By default, the entropy metric is used to grow the tree. The PRUNE statement requests the misclassification rate metric for choosing a node to prune back to a leaf. The option N<=10 stops the pruning when the number of leaves is less than or equal to 10.
The PARTITION statement specifies the probability (0.2) of randomly selecting a given observation in HMEQ
for validation; the remaining observations are used for training.
The CODE statement specifies a file named hpsplmhe-code.sas
, to which SAS DATA step code for scoring is saved.

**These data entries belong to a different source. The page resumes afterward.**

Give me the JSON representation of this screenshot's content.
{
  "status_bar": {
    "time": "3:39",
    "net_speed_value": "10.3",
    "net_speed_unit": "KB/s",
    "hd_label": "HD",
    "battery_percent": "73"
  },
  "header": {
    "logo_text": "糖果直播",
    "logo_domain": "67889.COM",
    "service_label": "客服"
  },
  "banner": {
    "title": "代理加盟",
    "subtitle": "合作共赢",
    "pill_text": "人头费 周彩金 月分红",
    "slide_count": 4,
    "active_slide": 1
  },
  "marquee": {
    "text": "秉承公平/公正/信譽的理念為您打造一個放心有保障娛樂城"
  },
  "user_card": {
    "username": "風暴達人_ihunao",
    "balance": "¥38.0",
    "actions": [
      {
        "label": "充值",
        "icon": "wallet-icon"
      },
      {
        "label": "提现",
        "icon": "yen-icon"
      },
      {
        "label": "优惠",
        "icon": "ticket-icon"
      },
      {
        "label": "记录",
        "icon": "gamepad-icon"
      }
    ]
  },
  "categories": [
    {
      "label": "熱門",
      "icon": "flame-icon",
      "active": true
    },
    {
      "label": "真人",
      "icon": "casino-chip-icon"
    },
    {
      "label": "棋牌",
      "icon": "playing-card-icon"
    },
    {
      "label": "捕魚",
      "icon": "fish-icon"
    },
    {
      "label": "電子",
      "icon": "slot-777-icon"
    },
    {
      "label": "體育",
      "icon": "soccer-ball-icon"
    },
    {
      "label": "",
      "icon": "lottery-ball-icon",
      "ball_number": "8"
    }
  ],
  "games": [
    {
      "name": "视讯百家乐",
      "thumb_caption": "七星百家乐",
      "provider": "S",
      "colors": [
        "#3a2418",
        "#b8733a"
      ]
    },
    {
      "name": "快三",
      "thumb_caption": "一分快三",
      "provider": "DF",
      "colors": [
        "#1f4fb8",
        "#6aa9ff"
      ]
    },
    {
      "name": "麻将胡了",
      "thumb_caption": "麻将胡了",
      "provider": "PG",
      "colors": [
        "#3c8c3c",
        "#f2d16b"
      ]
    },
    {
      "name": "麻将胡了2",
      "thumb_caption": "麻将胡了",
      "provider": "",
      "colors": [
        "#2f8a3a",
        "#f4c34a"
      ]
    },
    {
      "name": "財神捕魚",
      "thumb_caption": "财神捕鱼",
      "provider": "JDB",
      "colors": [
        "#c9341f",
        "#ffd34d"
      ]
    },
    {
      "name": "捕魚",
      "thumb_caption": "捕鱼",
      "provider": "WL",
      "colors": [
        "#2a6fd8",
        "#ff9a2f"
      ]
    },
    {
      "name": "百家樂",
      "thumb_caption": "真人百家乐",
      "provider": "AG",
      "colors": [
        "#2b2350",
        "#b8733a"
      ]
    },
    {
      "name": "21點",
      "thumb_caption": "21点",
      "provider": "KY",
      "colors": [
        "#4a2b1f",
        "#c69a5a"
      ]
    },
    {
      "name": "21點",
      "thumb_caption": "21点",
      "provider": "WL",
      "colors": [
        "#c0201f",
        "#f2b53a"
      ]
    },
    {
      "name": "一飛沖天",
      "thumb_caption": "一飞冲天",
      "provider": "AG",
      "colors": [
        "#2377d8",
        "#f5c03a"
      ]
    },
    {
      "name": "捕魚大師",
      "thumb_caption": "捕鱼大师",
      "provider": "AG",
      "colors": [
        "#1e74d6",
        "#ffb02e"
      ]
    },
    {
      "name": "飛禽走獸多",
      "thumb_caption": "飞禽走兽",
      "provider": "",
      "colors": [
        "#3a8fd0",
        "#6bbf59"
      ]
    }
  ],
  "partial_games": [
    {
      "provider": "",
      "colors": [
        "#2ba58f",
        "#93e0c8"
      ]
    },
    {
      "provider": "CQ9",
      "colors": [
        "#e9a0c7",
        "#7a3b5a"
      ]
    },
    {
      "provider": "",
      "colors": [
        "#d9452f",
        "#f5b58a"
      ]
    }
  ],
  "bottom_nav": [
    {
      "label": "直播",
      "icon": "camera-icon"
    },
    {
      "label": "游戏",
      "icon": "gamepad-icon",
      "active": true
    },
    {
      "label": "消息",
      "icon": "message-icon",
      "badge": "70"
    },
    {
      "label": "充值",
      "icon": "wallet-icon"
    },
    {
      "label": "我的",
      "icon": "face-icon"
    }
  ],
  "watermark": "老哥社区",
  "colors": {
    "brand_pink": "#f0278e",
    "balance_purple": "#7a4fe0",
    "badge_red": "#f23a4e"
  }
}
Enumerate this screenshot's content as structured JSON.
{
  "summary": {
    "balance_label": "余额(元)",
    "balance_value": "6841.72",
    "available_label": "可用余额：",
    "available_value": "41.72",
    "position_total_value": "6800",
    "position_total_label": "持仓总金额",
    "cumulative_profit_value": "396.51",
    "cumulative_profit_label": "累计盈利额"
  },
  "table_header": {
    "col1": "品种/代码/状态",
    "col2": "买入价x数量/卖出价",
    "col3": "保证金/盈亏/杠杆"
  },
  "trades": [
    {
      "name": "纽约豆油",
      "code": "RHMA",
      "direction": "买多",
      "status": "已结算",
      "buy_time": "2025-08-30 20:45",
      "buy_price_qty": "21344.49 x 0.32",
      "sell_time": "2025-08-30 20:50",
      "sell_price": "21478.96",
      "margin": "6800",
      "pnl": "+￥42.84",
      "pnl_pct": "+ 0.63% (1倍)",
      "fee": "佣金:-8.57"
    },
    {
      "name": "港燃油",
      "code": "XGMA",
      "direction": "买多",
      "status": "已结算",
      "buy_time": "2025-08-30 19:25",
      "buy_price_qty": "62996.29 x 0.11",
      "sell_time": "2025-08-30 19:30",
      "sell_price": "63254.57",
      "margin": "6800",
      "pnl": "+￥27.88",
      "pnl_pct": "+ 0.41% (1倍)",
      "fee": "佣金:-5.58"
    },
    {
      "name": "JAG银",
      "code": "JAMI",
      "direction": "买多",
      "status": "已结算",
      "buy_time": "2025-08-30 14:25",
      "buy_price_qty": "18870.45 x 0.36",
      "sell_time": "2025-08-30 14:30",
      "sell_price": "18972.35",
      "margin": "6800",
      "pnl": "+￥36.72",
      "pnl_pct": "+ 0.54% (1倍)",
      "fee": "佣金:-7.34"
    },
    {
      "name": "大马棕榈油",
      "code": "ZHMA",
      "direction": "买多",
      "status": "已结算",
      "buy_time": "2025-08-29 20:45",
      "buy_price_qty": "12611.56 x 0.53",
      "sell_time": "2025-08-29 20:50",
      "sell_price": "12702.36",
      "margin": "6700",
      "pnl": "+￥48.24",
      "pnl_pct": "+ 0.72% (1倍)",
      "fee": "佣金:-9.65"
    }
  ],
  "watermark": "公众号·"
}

The following statements score the data in HMEQ
and save the results in a SAS data set named SCORED
.
data scored; set sashelp.hmeq; %include 'hpsplhme-code.sas'; run;
A partial listing of SCORED
is shown in Figure 9.2.
Figure 9.2: Partial Listing of the Scored HMEQ Data
Obs | BAD | LOAN | MORTDUE | VALUE | REASON | JOB | YOJ | DEROG | DELINQ | CLAGE | NINQ | CLNO | DEBTINC | _NODE_ | _LEAF_ | _WARN_ | P_BAD1 | P_BAD0 | V_BAD1 | V_BAD0 |
---|---|---|---|---|---|---|---|---|---|---|---|---|---|---|---|---|---|---|---|---|
1 | 1 | 1100 | 25860 | 39025 | HomeImp | Other | 10.5 | 0 | 0 | 94.367 | 1 | 9 | . | 16 | 7 | 0.17391 | 0.82609 | 0.18808 | 0.81192 | |
2 | 1 | 1300 | 70053 | 68400 | HomeImp | Other | 7.0 | 0 | 2 | 121.833 | 0 | 14 | . | 13 | 6 | 0.29969 | 0.70031 | 0.32450 | 0.67550 | |
3 | 1 | 1500 | 13500 | 16700 | HomeImp | Other | 4.0 | 0 | 0 | 149.467 | 1 | 10 | . | 16 | 7 | 0.17391 | 0.82609 | 0.18808 | 0.81192 | |
4 | 1 | 1500 | . | . | . | . | . | . | . | . | . | 16 | 7 | 0.17391 | 0.82609 | 0.18808 | 0.81192 | |||
5 | 0 | 1700 | 97800 | 112000 | HomeImp | Office | 3.0 | 0 | 0 | 93.333 | 0 | 14 | . | 16 | 7 | 0.17391 | 0.82609 | 0.18808 | 0.81192 | |
6 | 1 | 1700 | 30548 | 40320 | HomeImp | Other | 9.0 | 0 | 0 | 101.466 | 1 | 8 | 37.1136 | 16 | 7 | 0.17391 | 0.82609 | 0.18808 | 0.81192 | |
7 | 1 | 1800 | 48649 | 57037 | HomeImp | Other | 5.0 | 3 | 2 | 77.100 | 1 | 17 | . | 6 | 2 | 0.93939 | 0.06061 | 0.87500 | 0.12500 | |
8 | 1 | 1800 | 28502 | 43034 | HomeImp | Other | 11.0 | 0 | 0 | 88.766 | 0 | 8 | 36.8849 | 16 | 7 | 0.17391 | 0.82609 | 0.18808 | 0.81192 | |
9 | 1 | 2000 | 32700 | 46740 | HomeImp | Other | 3.0 | 0 | 2 | 216.933 | 1 | 12 | . | 13 | 6 | 0.29969 | 0.70031 | 0.32450 | 0.67550 | |
10 | 1 | 2000 | . | 62250 | HomeImp | Sales | 16.0 | 0 | 0 | 115.800 | 0 | 13 | . | 16 | 7 | 0.17391 | 0.82609 | 0.18808 | 0.81192 |
The data set contains the original variables and new variables that are created by the score statements. The variable P_BAD1
is the proportion of training observations at this leaf that have BAD
=1, and this variable can be interpreted as the probability of default. The variable V_BAD1
is the proportion of validation observations at this leaf that have BAD
=1. The other new variables are described in the section Outputs
The preceding statements can be used to score new data by including the new data set in place of HMEQ
. The new data set must contain the same variables as the data that are used to build the tree model.